20 May 2009 | Viewpoint
Prickly issues like IP and publication rights should no longer be allowed to dilute academic-industrial partnerships, writes Nuala Moran.

Senior Editor, Nuala Moran

Research collaborations between industry and academe have been a cornerstone of the biotech sector for years. But the prickly issues of agreeing who owns the intellectual property rights that come from the collaboration, how the background IP is handled, what right academics will have to publish, and the ever-present cultural divide means many relationships are not reaching their potential.

“Rather than overcoming the collaboration issues, companies do it at arm’s length. As a result there is a reluctance to commit mission critical research to collaborations. That needs to change,” Teri Melese, Director of Research Technologies at the University of California, San Francisco, told delegates yesterday at the BIO 2009 Convention in Atlanta.

There is a growing imperative for companies to access academic skills, and these interactions are no longer being seen as luxuries. But they must be mutually beneficial, and that means that the research interests of each partner have to be aligned.
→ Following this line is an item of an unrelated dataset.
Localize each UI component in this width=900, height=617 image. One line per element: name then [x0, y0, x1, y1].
“High impact collaborations require two way information flow,” noted Melese in a session, ‘Novel Industry-University Partnerships to Drive Innovation’. For a collaboration to be fruitful, the academics have to benefit from industrial expertise. It follows that it is important to jointly develop the research agenda, rather than a would-be partner company turning up with a shopping list.

In Melese’s view, it is better to leave discussions on intellectual property on one side until there is a compelling scientific proposition. “If you start by talking about IP, people think the deal can’t get done,” she said.

Master agreements are helping to streamline the process of initiating new programmes, and then additional projects can be added-on as work orders from the company, without setting out new agreements.

From the academic perspective, there must be explicit support from the top of the company to sustain the collaboration, and communication between the partners needs to go across multiple levels. These relationships are important, and they need to be systematically managed.

Melese called for more open strategies and hybrid models of collaboration. “We have to shift away from the idea of total ownership and adopt a new approach to information sharing, if we are going to address innovation gaps.”

In short, it is time to set out standard accords for the treatment of background IP, the conduct of research, publishing results, and so on, and fix dysfunctional relationships. Industry and academe need to work together seamlessly.